I do not envy those local policy-makers who are obliged to craft remedies for changes that are, essentially, out of the city’s control. Conventional economic development will not work. Springfield offers nothing to relocating or expanding manufacturing and assembly firms than dozens of other cities offer just in Illinois.
A key insight in Rushton’s report came from Norm Sims, planning commission executive director, who addressed the area’s stagnant or shrinking population. “You’ve got to recruit people, not just businesses,” Sims said. “You can’t have sluggish population growth and business growth.”

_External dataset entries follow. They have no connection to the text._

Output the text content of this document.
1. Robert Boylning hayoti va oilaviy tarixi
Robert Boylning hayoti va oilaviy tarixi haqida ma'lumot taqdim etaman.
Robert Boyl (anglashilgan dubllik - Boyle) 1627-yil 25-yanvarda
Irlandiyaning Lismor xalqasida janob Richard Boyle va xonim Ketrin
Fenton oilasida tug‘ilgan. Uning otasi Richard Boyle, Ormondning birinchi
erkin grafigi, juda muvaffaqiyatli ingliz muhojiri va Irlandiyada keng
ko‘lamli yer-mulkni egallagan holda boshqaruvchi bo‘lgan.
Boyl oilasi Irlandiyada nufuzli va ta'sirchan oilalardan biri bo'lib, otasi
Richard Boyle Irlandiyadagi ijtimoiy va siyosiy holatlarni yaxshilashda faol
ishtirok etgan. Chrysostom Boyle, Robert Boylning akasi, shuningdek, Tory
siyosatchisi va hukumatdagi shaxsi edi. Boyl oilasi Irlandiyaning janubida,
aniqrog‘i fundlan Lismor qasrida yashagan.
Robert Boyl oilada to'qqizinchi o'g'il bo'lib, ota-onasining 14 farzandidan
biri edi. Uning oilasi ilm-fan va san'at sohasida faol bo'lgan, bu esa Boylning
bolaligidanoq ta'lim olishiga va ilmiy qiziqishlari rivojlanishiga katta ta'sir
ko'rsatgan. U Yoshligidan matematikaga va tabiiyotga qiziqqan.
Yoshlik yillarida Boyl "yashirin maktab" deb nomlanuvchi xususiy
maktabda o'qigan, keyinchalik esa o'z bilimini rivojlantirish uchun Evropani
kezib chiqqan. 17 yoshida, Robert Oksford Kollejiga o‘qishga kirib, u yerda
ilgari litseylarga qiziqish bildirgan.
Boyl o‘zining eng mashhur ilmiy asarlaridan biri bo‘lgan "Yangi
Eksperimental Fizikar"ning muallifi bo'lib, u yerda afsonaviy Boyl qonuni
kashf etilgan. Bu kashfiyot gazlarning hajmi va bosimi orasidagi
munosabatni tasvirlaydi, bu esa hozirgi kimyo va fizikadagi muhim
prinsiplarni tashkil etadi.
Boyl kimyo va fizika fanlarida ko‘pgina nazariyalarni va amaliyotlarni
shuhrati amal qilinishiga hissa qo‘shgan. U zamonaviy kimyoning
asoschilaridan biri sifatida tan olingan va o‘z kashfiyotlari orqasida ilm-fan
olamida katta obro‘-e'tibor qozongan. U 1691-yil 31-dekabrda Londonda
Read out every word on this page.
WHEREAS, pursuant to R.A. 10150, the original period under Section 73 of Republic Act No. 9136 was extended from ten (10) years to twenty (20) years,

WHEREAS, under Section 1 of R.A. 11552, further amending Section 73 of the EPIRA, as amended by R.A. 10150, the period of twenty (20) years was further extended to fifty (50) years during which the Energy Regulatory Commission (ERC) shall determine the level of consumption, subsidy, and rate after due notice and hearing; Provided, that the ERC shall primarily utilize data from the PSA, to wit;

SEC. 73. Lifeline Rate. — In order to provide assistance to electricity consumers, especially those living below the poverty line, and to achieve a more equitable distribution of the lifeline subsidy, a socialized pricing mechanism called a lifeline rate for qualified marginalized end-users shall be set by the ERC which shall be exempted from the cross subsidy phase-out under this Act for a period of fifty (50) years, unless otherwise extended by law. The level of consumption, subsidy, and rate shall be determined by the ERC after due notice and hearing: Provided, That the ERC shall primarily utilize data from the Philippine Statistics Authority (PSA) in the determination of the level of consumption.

Indeed. Way back in 2011 I noted that a competitive assessment of Springfield done the year previous for the Chamber of Commerce by an Atlanta consultancy noted that to rebuild the capital into an Oz of the 21st century you need youngish subprofessionals. As the sages of Atlanta summed it up, “Retention and attraction of college graduates and young professionals will be critical to the region’s future and long-term economic competitiveness.” And an overlooked source of such whizzes is all the Springfield kids who go away to school to return home after graduation. As a group they are an economic development asset. (See “Boomerangers” Oct. 13, 2011.)As I noted then, attracting credentialed young people is not easy for any smallish city in the provincial Midwest whose main appeal is cheap parking. In “A place for business to live” (Aug. 6, 2015) Attracting people, not businesses, that means making Springfield a pleasanter city to live in. Mend the gaps in the urban fabric with infill. Help citizens save their old buildings. Make sure the water and sewer and electricity systems work. Plant lots of trees. Run city hall in an efficient and friendly manner. Devote the city, in short, to Springfield development.